Il a notamment attiré l’attention sur les nouveaux défis juridiques liés aux mutations contemporaines, tels que les réseaux sociaux et l’intelligence artificielle, appelant les futurs juristes à se préparer à y faire face.
« Le juriste n’arrête jamais d’être curieux. Il doit toujours être en train de chercher.Parce que le droit Le droit Évolue tous les jours. Des choses nouvelles arrivent. Mais qui parlait des réseaux sociaux? Personne ne parlait des réseaux sociaux avant-hier.Non, aujourd’hui Les réseaux sociaux existent Qui développent des systèmes de responsabilité Civils, partout Des responsabilités collectives Dont vous, juriste, futur magistrat ou avocat Aurez forcément à vous occuper. Qui parlait de l’IA? Personne ne parlait de l’IA. Mais qui développe aujourd’hui Des aspects très graves de la société ivoirienne Dont vous, avocat, magistrat, juriste d’entreprise Vous serez obligés de vous occuper.Un juriste n’arrête jamais de se construire. Un juriste n’est pas celui qui connaît ses cours d’amphi. Un juriste, ce n’est pas celui qui réussit aux examens chaque année.Le juriste se construit tous les jours Par sa curiosité et sa capacité à modéliser Ce qui est en train de venir dans la société. Vous serez amenés à plaider sur n’importe quel sujet Vous croyez, vous ne croyez pas. Vous serez obligés de plaider devant n’importe quel jury N’importe quel magistrat Je serai amené à plaider un jour devant vous Parce que vous serez magistrat Et que je resterai avocat Mais pendant que vous me recevez au prétoire N’oubliez pas que le but du jeu n’est pas de me faire plaisir Mais de dire le droit Et vous devez dire le droit en toutes circonstances », a t il indiqué.
Par ailleurs, annonçant son départ prochain à la retraite après plusieurs décennies d’enseignement entamées en 1989, il a exprimé le souhait de voir cette promotion se retrouver dans les années à venir pour célébrer son insertion réussie dans la vie professionnelle.

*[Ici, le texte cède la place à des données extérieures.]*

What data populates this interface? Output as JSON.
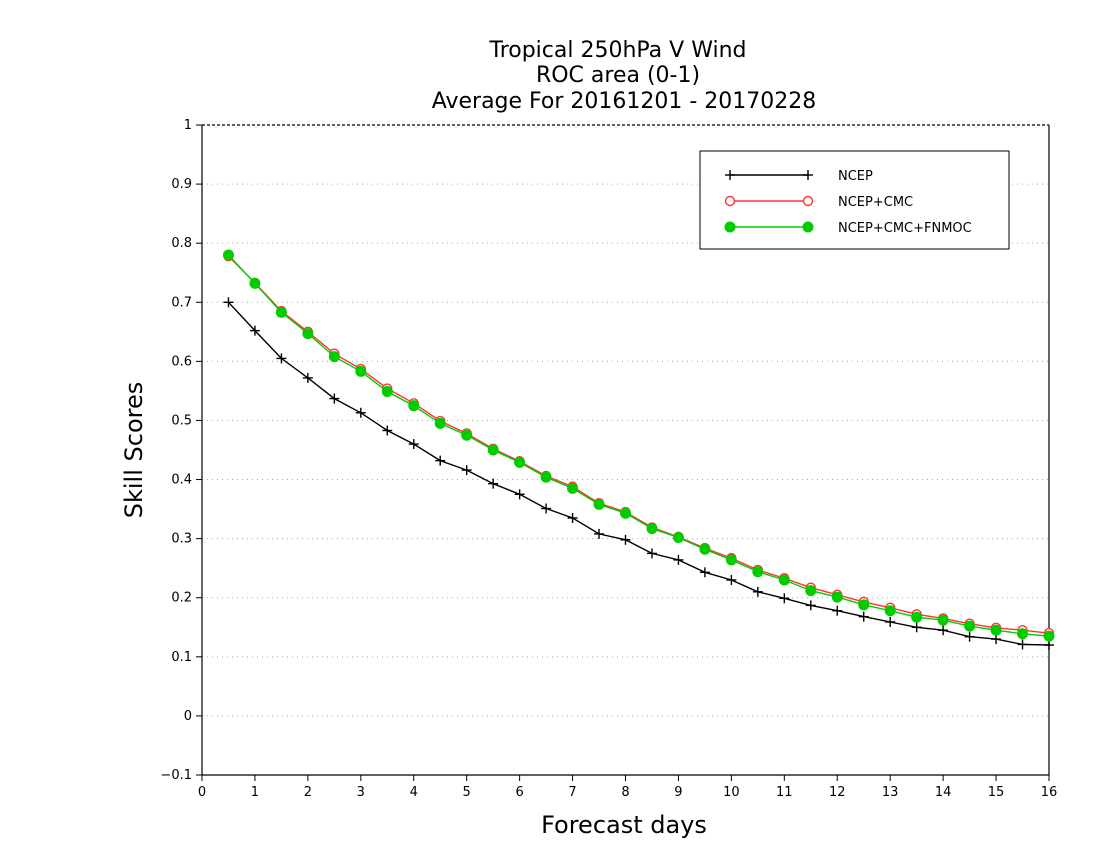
{
  "chart_data": {
    "type": "line",
    "title_lines": [
      "Tropical 250hPa V Wind",
      "ROC area (0-1)",
      "Average For 20161201 - 20170228"
    ],
    "xlabel": "Forecast days",
    "ylabel": "Skill Scores",
    "xlim": [
      0,
      16
    ],
    "ylim": [
      -0.1,
      1
    ],
    "x_ticks": [
      "0",
      "1",
      "2",
      "3",
      "4",
      "5",
      "6",
      "7",
      "8",
      "9",
      "10",
      "11",
      "12",
      "13",
      "14",
      "15",
      "16"
    ],
    "y_ticks": [
      "−0.1",
      "0",
      "0.1",
      "0.2",
      "0.3",
      "0.4",
      "0.5",
      "0.6",
      "0.7",
      "0.8",
      "0.9",
      "1"
    ],
    "grid": true,
    "legend_position": "top-right",
    "x": [
      0.5,
      1,
      1.5,
      2,
      2.5,
      3,
      3.5,
      4,
      4.5,
      5,
      5.5,
      6,
      6.5,
      7,
      7.5,
      8,
      8.5,
      9,
      9.5,
      10,
      10.5,
      11,
      11.5,
      12,
      12.5,
      13,
      13.5,
      14,
      14.5,
      15,
      15.5,
      16
    ],
    "series": [
      {
        "name": "NCEP",
        "color": "#000000",
        "marker": "plus",
        "values": [
          0.7,
          0.652,
          0.605,
          0.572,
          0.537,
          0.513,
          0.483,
          0.46,
          0.432,
          0.416,
          0.393,
          0.375,
          0.351,
          0.335,
          0.308,
          0.298,
          0.275,
          0.264,
          0.243,
          0.23,
          0.21,
          0.199,
          0.187,
          0.178,
          0.168,
          0.159,
          0.15,
          0.145,
          0.134,
          0.13,
          0.121,
          0.12
        ]
      },
      {
        "name": "NCEP+CMC",
        "color": "#ff3333",
        "marker": "open-circle",
        "values": [
          0.778,
          0.733,
          0.685,
          0.65,
          0.613,
          0.587,
          0.554,
          0.529,
          0.499,
          0.478,
          0.452,
          0.431,
          0.406,
          0.388,
          0.36,
          0.345,
          0.319,
          0.303,
          0.284,
          0.267,
          0.247,
          0.233,
          0.217,
          0.205,
          0.193,
          0.183,
          0.172,
          0.165,
          0.156,
          0.149,
          0.145,
          0.14
        ]
      },
      {
        "name": "NCEP+CMC+FNMOC",
        "color": "#00cc00",
        "marker": "filled-circle",
        "values": [
          0.78,
          0.732,
          0.683,
          0.647,
          0.608,
          0.583,
          0.549,
          0.525,
          0.495,
          0.475,
          0.45,
          0.429,
          0.404,
          0.385,
          0.358,
          0.343,
          0.317,
          0.302,
          0.282,
          0.264,
          0.244,
          0.23,
          0.212,
          0.201,
          0.188,
          0.178,
          0.167,
          0.162,
          0.152,
          0.145,
          0.139,
          0.135
        ]
      }
    ]
  }
}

Enfin, le parrain a salué les efforts du doyen de l’UFR SJAP pour le retour à la normalisation du calendrier universitaire et l’amélioration du climat au sein de la faculté, tout en plaidant pour une plus grande implication des anciens enseignants et professionnels du droit dans la vie académique.
« Le doyen Abraham est en train de réussir ce que nous ne croyons plus être possible.La faculté de droit devient normale et parce que c’est normal, on n’a pas peur de vous fréquenter », a t il souligné.

Me Gue Honoré Yakan, représentant de Mme la bâtonnière Florence Loan Messan a témoigné de son soutien aux nouveaux diplômés et exprimer sa fierté face à cette étape importante de leur parcours.
Le délégué général de la faculté Kipré Yannick, a au nom des récipiendaires exprimé sa gratitude pour les épreuves qui les ont forgé.